Advice to the Minister for Health
- The burden of HPV-related disease is substantial in Ireland, with an average of 538 HPV-associated cancers diagnosed per year in men and women.
- A systematic review of efficacy demonstrated that HPV vaccines are highly efficacious in preventing HPV infection and its sequelae in adults. Evidence of efficacy in pre-adolescents was confirmed through immunobridging studies, whereby younger populations demonstrated a superior immune response to adults and males demonstrate a superior immune response to females.
- The high efficacy observed in clinical trials is supported by observational studies, whereby the introduction of HPV immunisation programmes has led to significant reductions in HPV-related disease on a population level.
- A large volume of evidence demonstrates the overall safety of HPV vaccines. An overview of reviews, encompassing data from over 70,000 trial participants and over 20 million individuals in observational studies, did not identify an increased rate of serious adverse events in recipients of HPV vaccines compared with placebo.

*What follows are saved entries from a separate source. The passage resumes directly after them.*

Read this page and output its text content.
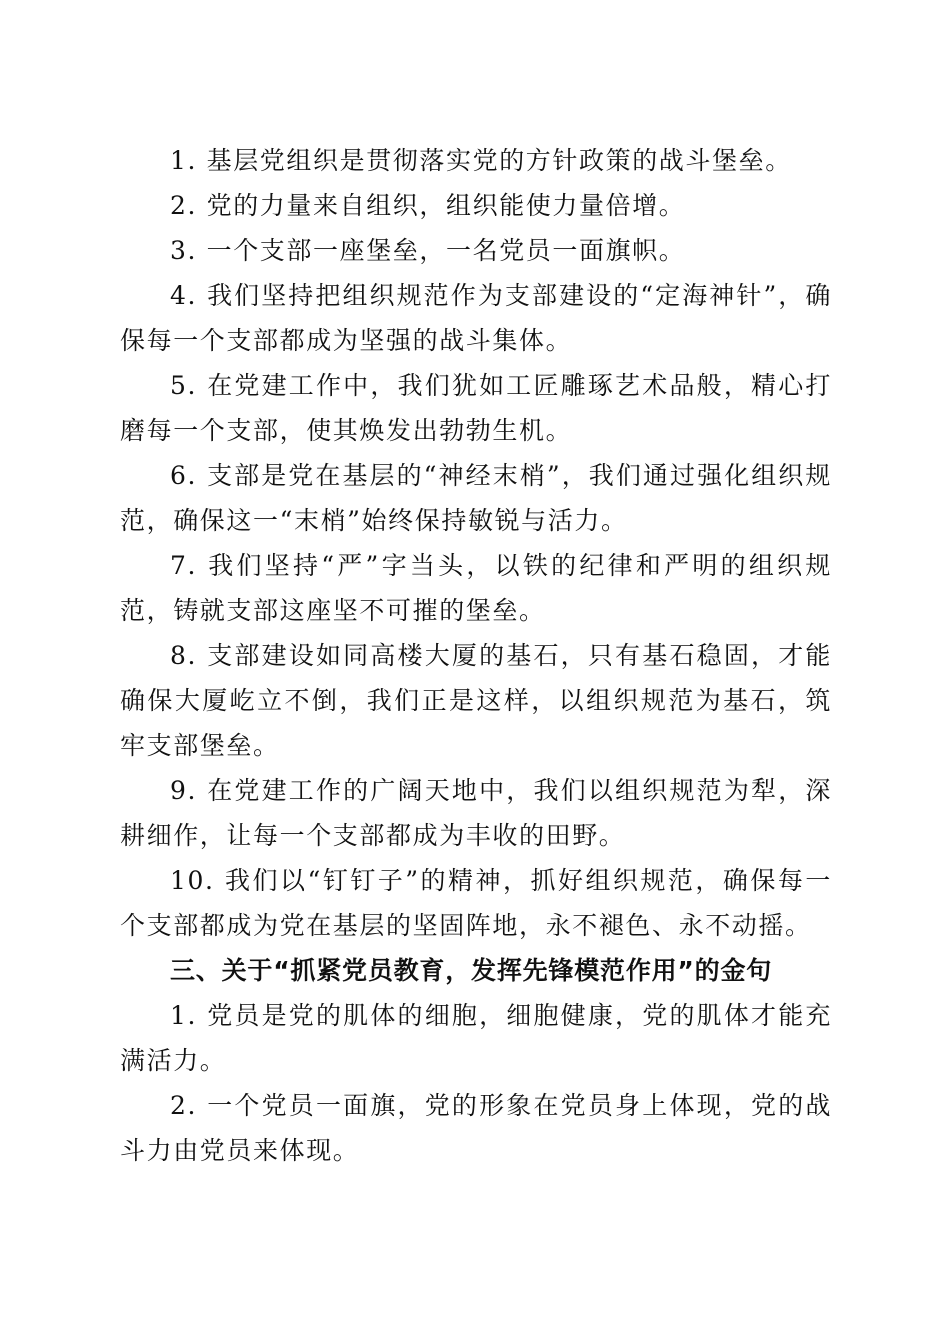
1. 基层党组织是贯彻落实党的方针政策的战斗堡垒。

2. 党的力量来自组织，组织能使力量倍增。

3. 一个支部一座堡垒，一名党员一面旗帜。

4. 我们坚持把组织规范作为支部建设的“定海神针”，确保每一个支部都成为坚强的战斗集体。

5. 在党建工作中，我们犹如工匠雕琢艺术品般，精心打磨每一个支部，使其焕发出勃勃生机。

6. 支部是党在基层的“神经末梢”，我们通过强化组织规范，确保这一“末梢”始终保持敏锐与活力。

7. 我们坚持“严”字当头，以铁的纪律和严明的组织规范，铸就支部这座坚不可摧的堡垒。

8. 支部建设如同高楼大厦的基石，只有基石稳固，才能确保大厦屹立不倒，我们正是这样，以组织规范为基石，筑牢支部堡垒。

9. 在党建工作的广阔天地中，我们以组织规范为犁，深耕细作，让每一个支部都成为丰收的田野。

10. 我们以“钉钉子”的精神，抓好组织规范，确保每一个支部都成为党在基层的坚固阵地，永不褪色、永不动摇。

三、关于“抓紧党员教育，发挥先锋模范作用”的金句

1. 党员是党的肌体的细胞，细胞健康，党的肌体才能充满活力。

2. 一个党员一面旗，党的形象在党员身上体现，党的战斗力由党员来体现。
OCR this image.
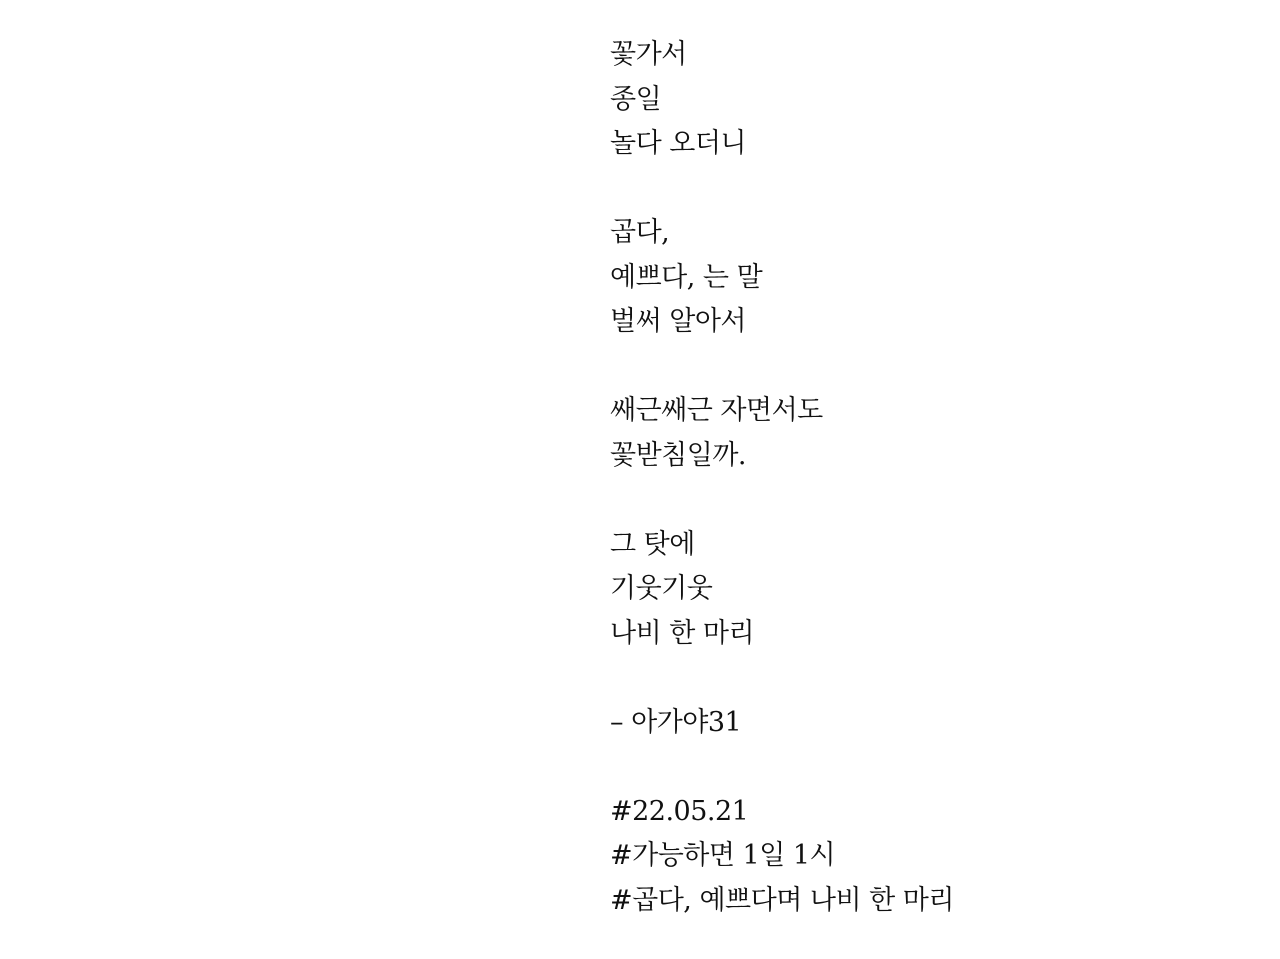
꽃가서
종일
놀다 오더니
곱다,
예쁘다, 는 말
벌써 알아서
쌔근쌔근 자면서도
꽃받침일까.
그 탓에
기웃기웃
나비 한 마리
– 아가야31
#22.05.21
#가능하면 1일 1시
#곱다, 예쁘다며 나비 한 마리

- A change to the HPV immunisation programme should include adoption of the 9-valent vaccine. A gender-neutral 9-valent programme was estimated to be more effective and more costly than the girls-only 9-valent alternative. In light of the conservative assumptions regarding price, uptake rate and exclusion of protection versus oropharyngeal cancer in the base case as well as the proposed decrease in the discount rate from 5% to 4%, it is likely that gender neutral 9-valent vaccination would be considered cost-effective at €45,000 per quality-adjusted life year (QALY).
- HPV vaccination of boys provides direct protection against HPV-related disease to boys. It also provides indirect herd protection to girls who have not been vaccinated. Other important factors to consider include the additional protection provided by a gender neutral programme to vulnerable groups (for example, men who have sex with men) and the potential to improve the resilience of the immunisation programme to fluctuations in vaccine uptake and to the movement of individuals into and out of the country.